Saturday, March 29, 2008

What Color Are You?

Sitting at the airport in Rio de Janeiro awaiting our flight back to the US, I can’t help but think back on the past 48 hours and what was perhaps the most moving part of our two weeks in Brazil. On Wednesday evening we visited UniPalmares, the first, and to my understanding, only Afro-Brazilian university in Brazil. Even though we were late to this meeting, the smiling faces and enthusiasm that greeted us were readily apparent. After a tour of the school, including a lesson in “Samba Rock”, a dance program offered at the school, we sat down for a discussion with students, faculty and administrators from the school.
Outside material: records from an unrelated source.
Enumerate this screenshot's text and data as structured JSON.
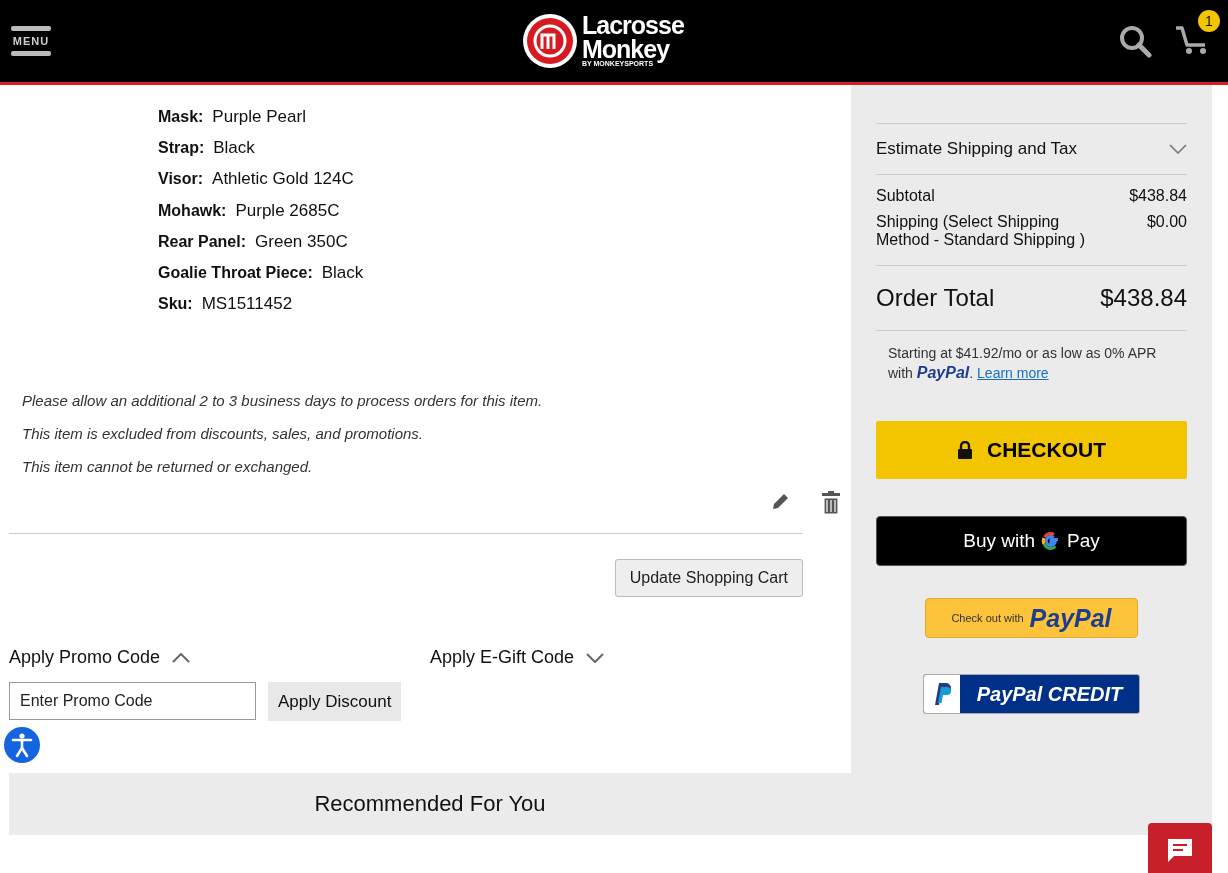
{
  "header": {
    "menu_label": "MENU",
    "logo": {
      "line1": "Lacrosse",
      "line2": "Monkey",
      "tagline": "BY MONKEYSPORTS"
    },
    "cart_count": "1"
  },
  "item": {
    "specs": [
      {
        "label": "Mask:",
        "value": "Purple Pearl"
      },
      {
        "label": "Strap:",
        "value": "Black"
      },
      {
        "label": "Visor:",
        "value": "Athletic Gold 124C"
      },
      {
        "label": "Mohawk:",
        "value": "Purple 2685C"
      },
      {
        "label": "Rear Panel:",
        "value": "Green 350C"
      },
      {
        "label": "Goalie Throat Piece:",
        "value": "Black"
      },
      {
        "label": "Sku:",
        "value": "MS1511452"
      }
    ],
    "notes": [
      "Please allow an additional 2 to 3 business days to process orders for this item.",
      "This item is excluded from discounts, sales, and promotions.",
      "This item cannot be returned or exchanged."
    ]
  },
  "update_button": "Update Shopping Cart",
  "codes": [
    {
      "label": "Apply Promo Code",
      "expanded": true
    },
    {
      "label": "Apply E-Gift Code",
      "expanded": false
    }
  ],
  "promo": {
    "placeholder": "Enter Promo Code",
    "button": "Apply Discount"
  },
  "recommended": "Recommended For You",
  "summary": {
    "estimate": {
      "label": "Estimate Shipping and Tax",
      "expanded": false
    },
    "lines": [
      {
        "label": "Subtotal",
        "value": "$438.84"
      },
      {
        "label": "Shipping (Select Shipping Method - Standard Shipping )",
        "value": "$0.00"
      }
    ],
    "total": {
      "label": "Order Total",
      "value": "$438.84"
    },
    "financing": {
      "text": "Starting at $41.92/mo or as low as 0% APR with",
      "brand": "PayPal",
      "brand_suffix": ".",
      "link": "Learn more"
    },
    "checkout": "CHECKOUT",
    "gpay": {
      "text": "Buy with",
      "brand": "Pay"
    },
    "paypal": {
      "text": "Check out with",
      "brand": "PayPal"
    },
    "paypal_credit": "PayPal CREDIT"
  }
}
One thing we had learned through our experiences in Brazil is that most Brazilians don’t understand, or don’t know, the complicated means by which Americans racially classify one another. Of the nine students who attended the program from UCLA, only three, and perhaps myself as a fourth, identify as “white”. We tried to share this with the group we met with at UniPalmares. We wanted to describe that unlike in Brazil, where people identify as either black or white (despite the tremendous amounts of ambiguity we thought we saw), in the US many other groups are marginalized or discriminated against within our “colorblind” system.
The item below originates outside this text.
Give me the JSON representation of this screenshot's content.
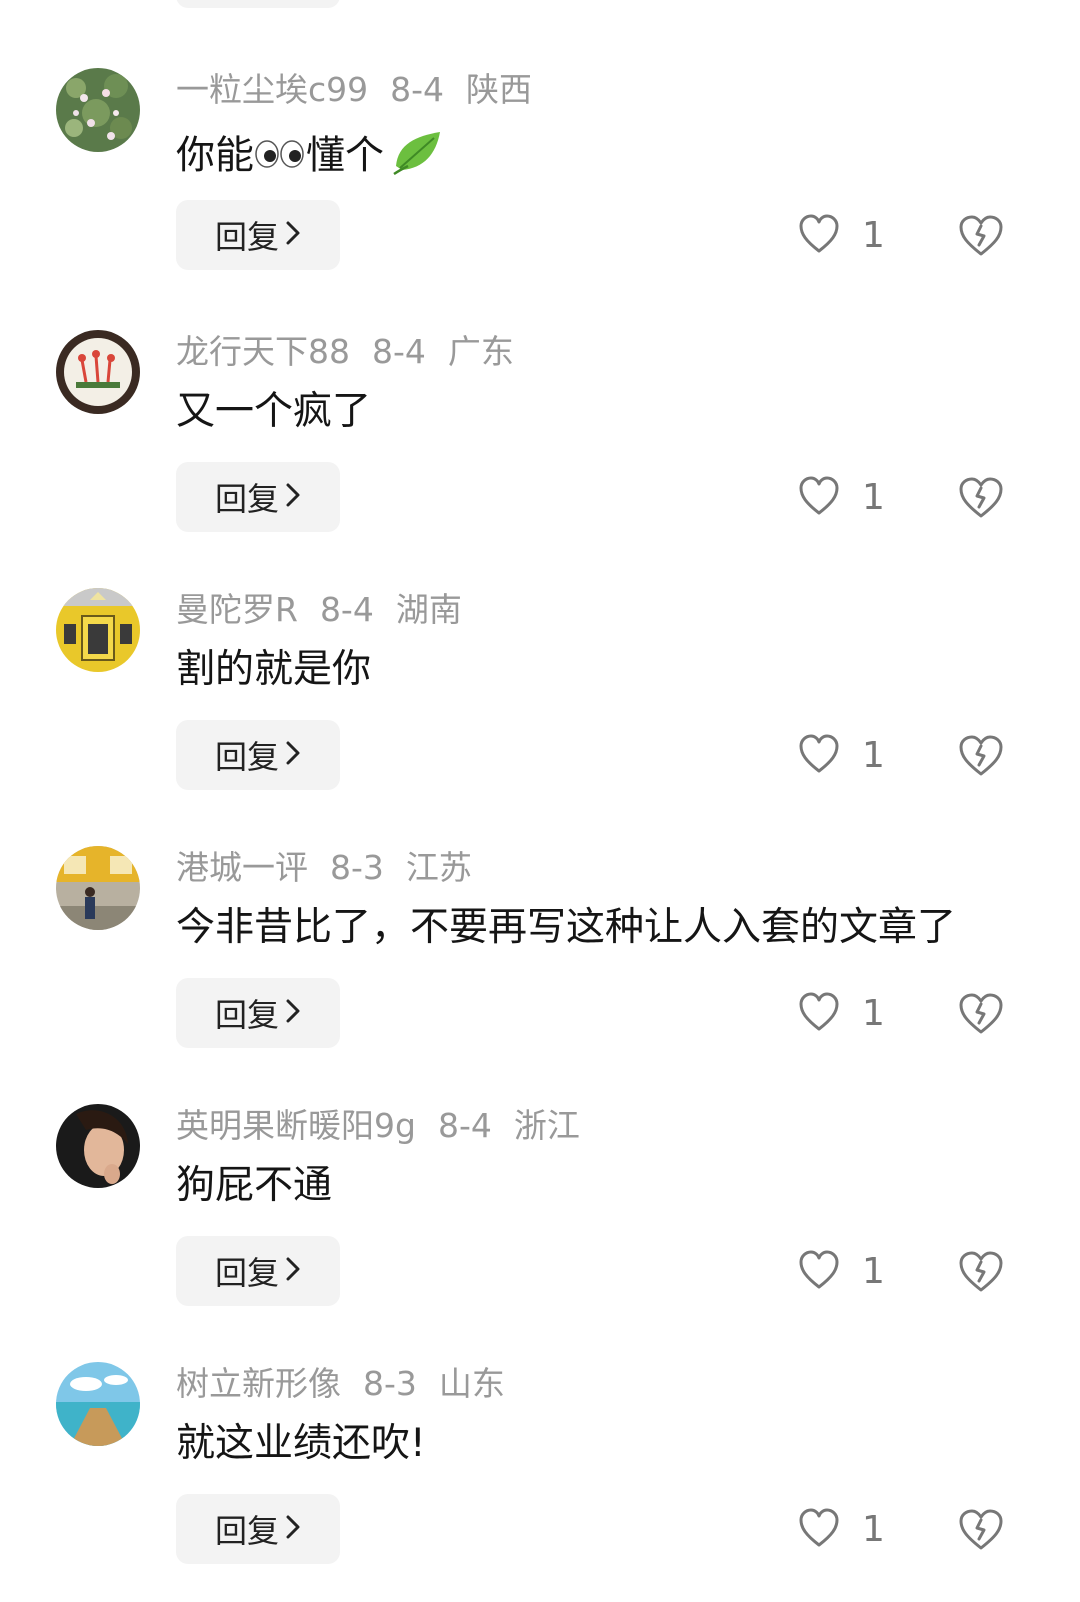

After each of the UCLA students shared their own experiences with race and identification, a student from UniPalmares raised his hand and said that it was obvious how discrimination in the US must exist equally as in Brazil because our group consisted of eight white students and only one black student. Each of us kind of looked around at one another, wondering how we should respond. I think we all thought it was a bit humorous and perhaps ironic that even though many of the students shared their stories of racial discrimination we were still just seen as black and white. However, it also speaks to an important element of this project that we should work on in the future. Each of us was in Brazil not only to gather information for our own individual comparative research analyses, but also to exchange information and to offer our counterparts in Brazil the same opportunity to learn about us that we hoped to gain from them. This was not the first time we were looked at as eight white students and one black one – and it seems that a key to making this project a success, is to identifying a way to frame our experiences in a way people who have never been visited our country can understand.